Spinelli returned almost two years later, after Ellie broke up with him, and decided to try and win Maxie back. However, Maxie was now falling for Nathan West. Maxie broke up with Nathan, and she and Spinelli tentatively started over. After Ellie came back to town, wanting Spinelli back, he and Maxie realized they both were in love with other people, and broke up amicably. Spinelli and Ellie returned to Portland with Georgie. Spinelli makes periodic returns, often to help Jason and Sam uncover information.

===General Hospital: Night Shift===
While playing with Jason's gun, Spinelli accidentally shoots himself in the foot. Since Spinelli is not licensed to carry a gun, Jason tells the police he shot Spinelli and is sentenced to community service at the hospital, where Spinelli visits him often. Various plots occur that have later impact on the main series.

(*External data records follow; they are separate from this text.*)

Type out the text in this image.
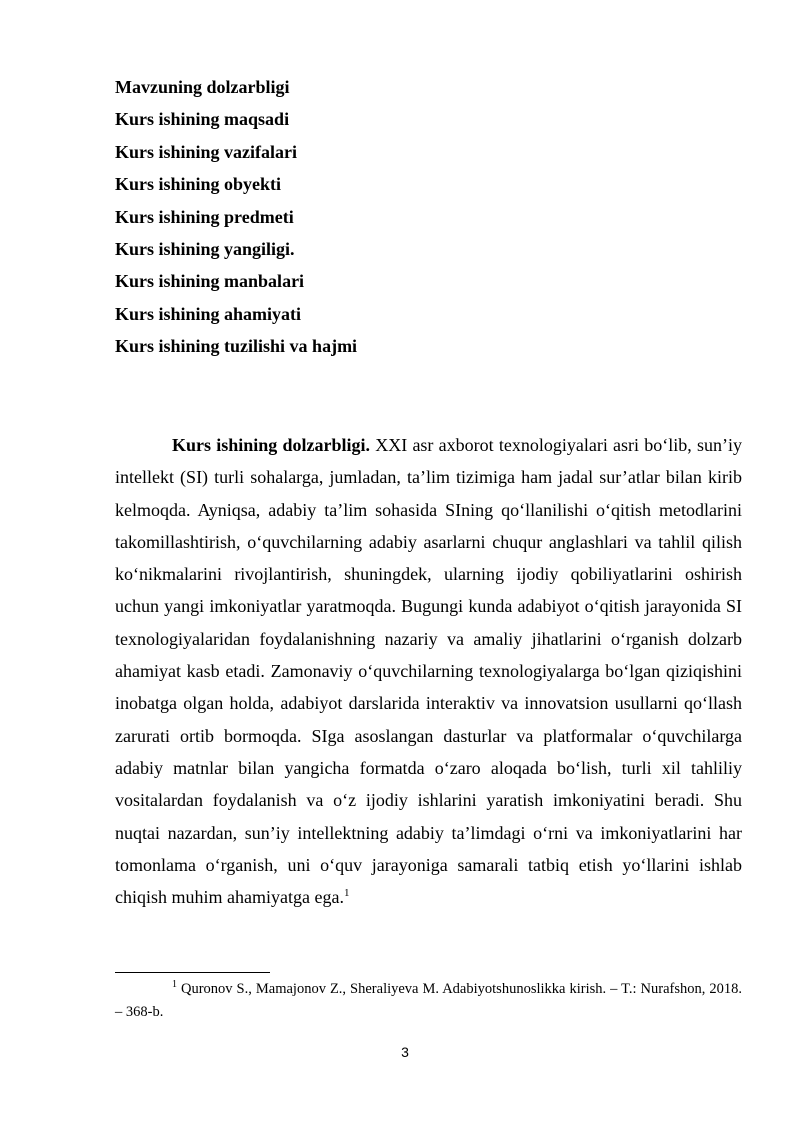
Mavzuning dolzarbligi
Kurs ishining maqsadi
Kurs ishining vazifalari
Kurs ishining obyekti
Kurs ishining predmeti
Kurs ishining yangiligi.
Kurs ishining manbalari
Kurs ishining ahamiyati
Kurs ishining tuzilishi va hajmi

Kurs ishining dolzarbligi. XXI asr axborot texnologiyalari asri bo‘lib, sun’iy intellekt (SI) turli sohalarga, jumladan, ta’lim tizimiga ham jadal sur’atlar bilan kirib kelmoqda. Ayniqsa, adabiy ta’lim sohasida SIning qo‘llanilishi o‘qitish metodlarini takomillashtirish, o‘quvchilarning adabiy asarlarni chuqur anglashlari va tahlil qilish ko‘nikmalarini rivojlantirish, shuningdek, ularning ijodiy qobiliyatlarini oshirish uchun yangi imkoniyatlar yaratmoqda. Bugungi kunda adabiyot o‘qitish jarayonida SI texnologiyalaridan foydalanishning nazariy va amaliy jihatlarini o‘rganish dolzarb ahamiyat kasb etadi. Zamonaviy o‘quvchilarning texnologiyalarga bo‘lgan qiziqishini inobatga olgan holda, adabiyot darslarida interaktiv va innovatsion usullarni qo‘llash zarurati ortib bormoqda. SIga asoslangan dasturlar va platformalar o‘quvchilarga adabiy matnlar bilan yangicha formatda o‘zaro aloqada bo‘lish, turli xil tahliliy vositalardan foydalanish va o‘z ijodiy ishlarini yaratish imkoniyatini beradi. Shu nuqtai nazardan, sun’iy intellektning adabiy ta’limdagi o‘rni va imkoniyatlarini har tomonlama o‘rganish, uni o‘quv jarayoniga samarali tatbiq etish yo‘llarini ishlab chiqish muhim ahamiyatga ega.$^1$

$^1$ Quronov S., Mamajonov Z., Sheraliyeva M. Adabiyotshunoslikka kirish. – T.: Nurafshon, 2018. – 368-b.

3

As a form of thanks for covering for him, Spinelli designs a video game based on Jason, called the "Stone Cold Saga." This is later used by Winnifred Leeds to gain Spinelli's trust while investing him for the FBI. It is also revealed that Spinelli has an immense fear of clowns, which is revisited during the General Hospital carnival in 2009. Another plot point occurs when Spinelli and Jason assist Stacey Sloan by performing a C-section while trapped in an elevator. Stacey dies while her baby lives, starting the chain of events revolving around Robin Scorpio's attempt to adopt the baby and later on the desire to have one of her own.

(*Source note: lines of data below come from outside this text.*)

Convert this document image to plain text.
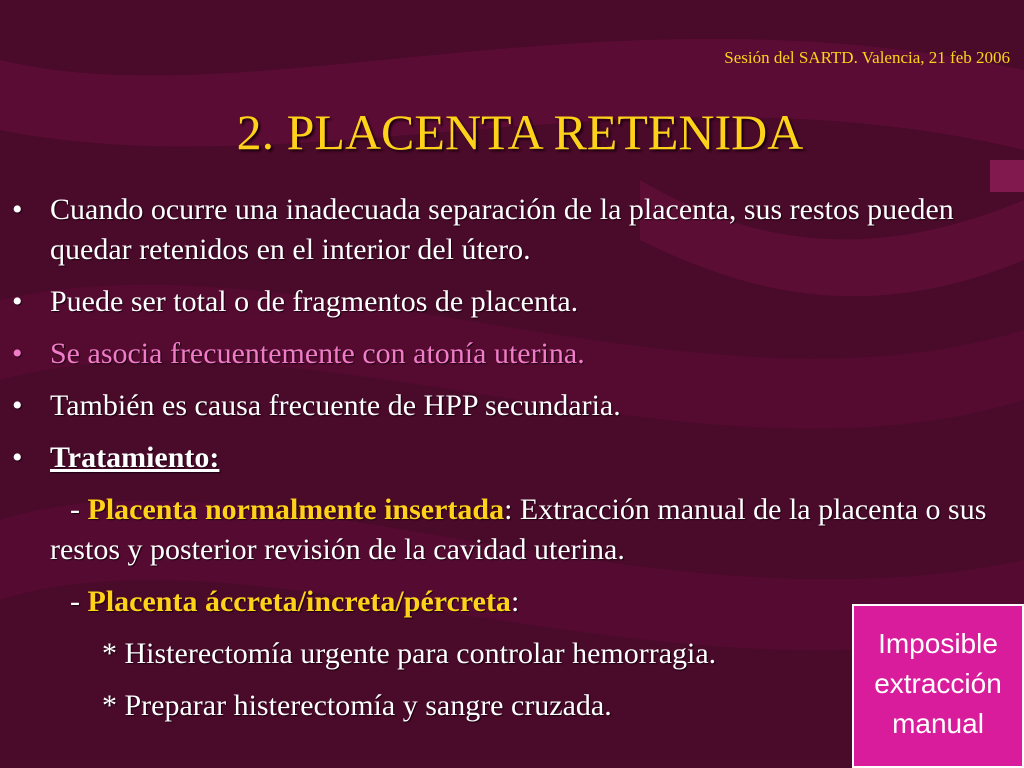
Sesión del SARTD. Valencia, 21 feb 2006
2. PLACENTA RETENIDA
• Cuando ocurre una inadecuada separación de la placenta, sus restos pueden quedar retenidos en el interior del útero.
• Puede ser total o de fragmentos de placenta.
• Se asocia frecuentemente con atonía uterina.
• También es causa frecuente de HPP secundaria.
• Tratamiento:
- Placenta normalmente insertada: Extracción manual de la placenta o sus restos y posterior revisión de la cavidad uterina.
- Placenta áccreta/increta/pércreta:
* Histerectomía urgente para controlar hemorragia.
* Preparar histerectomía y sangre cruzada.
Imposible
extracción
manual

Also during this time, Spinelli develops a crush on one of the nurses, Jolene Crowell. They have a one-night stand, after which Spinellli finds out that Jason suspects Jolene of being the culprit on the various sabotages around the hospital. Spinelli investigates the matter, wanting to prove Jolene innocent but instead finding her guilty. In the season finale, a shootout occurs at the hospital and Jolene jumps on top of Spinelli to shield him from a bullet, ending up in a coma.

==Book appearances==

The Secret Life of Damian Spinelli was released on April 5, 2011, coinciding with the series' 48th anniversary on April 1, as well as a similar novel-writing on-screen storyline. Written by fellow costar Carolyn Hennesy, the book reached New York Times Best Seller status.

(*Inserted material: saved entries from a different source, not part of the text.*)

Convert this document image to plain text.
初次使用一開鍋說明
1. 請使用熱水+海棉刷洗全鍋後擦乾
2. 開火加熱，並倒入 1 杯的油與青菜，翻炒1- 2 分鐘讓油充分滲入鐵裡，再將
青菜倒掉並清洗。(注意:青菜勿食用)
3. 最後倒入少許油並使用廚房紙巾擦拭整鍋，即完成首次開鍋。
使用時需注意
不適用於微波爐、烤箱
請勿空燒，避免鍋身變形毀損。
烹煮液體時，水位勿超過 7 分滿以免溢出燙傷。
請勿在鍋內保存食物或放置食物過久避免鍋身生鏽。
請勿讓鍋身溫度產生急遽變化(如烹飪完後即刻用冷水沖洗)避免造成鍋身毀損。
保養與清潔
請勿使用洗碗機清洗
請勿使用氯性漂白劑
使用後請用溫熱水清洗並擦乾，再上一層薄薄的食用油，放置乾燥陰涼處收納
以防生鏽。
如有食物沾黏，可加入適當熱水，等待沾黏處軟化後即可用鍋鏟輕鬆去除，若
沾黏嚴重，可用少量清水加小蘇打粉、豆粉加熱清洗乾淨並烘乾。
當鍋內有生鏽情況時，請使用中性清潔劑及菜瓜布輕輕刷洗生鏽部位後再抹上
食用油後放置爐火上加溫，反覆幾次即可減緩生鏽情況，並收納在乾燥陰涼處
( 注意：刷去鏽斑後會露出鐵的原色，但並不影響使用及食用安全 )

Hennesy is familiar in novel writing, as she had already written six young adult novels at the time of writing Secret Life. On General Hospital, she plays Diane Miller, the high-powered attorney (at the time) of mobsters Sonny Corinthos and Jason Morgan, and is the other main character of the book. Inspired by film noir, the novel centers around Spinelli's storytelling to Diane of his various private investigating escapades with the citizens of Port Charles. Hennesy credits Bradford Anderson as her inspiration, telling MSN TV, "Yes, I wrote the book, but believe me, Bradford is the best inspiration anyone could have. All the credit does go to Bradford, because without Spinelli, there would not be this book."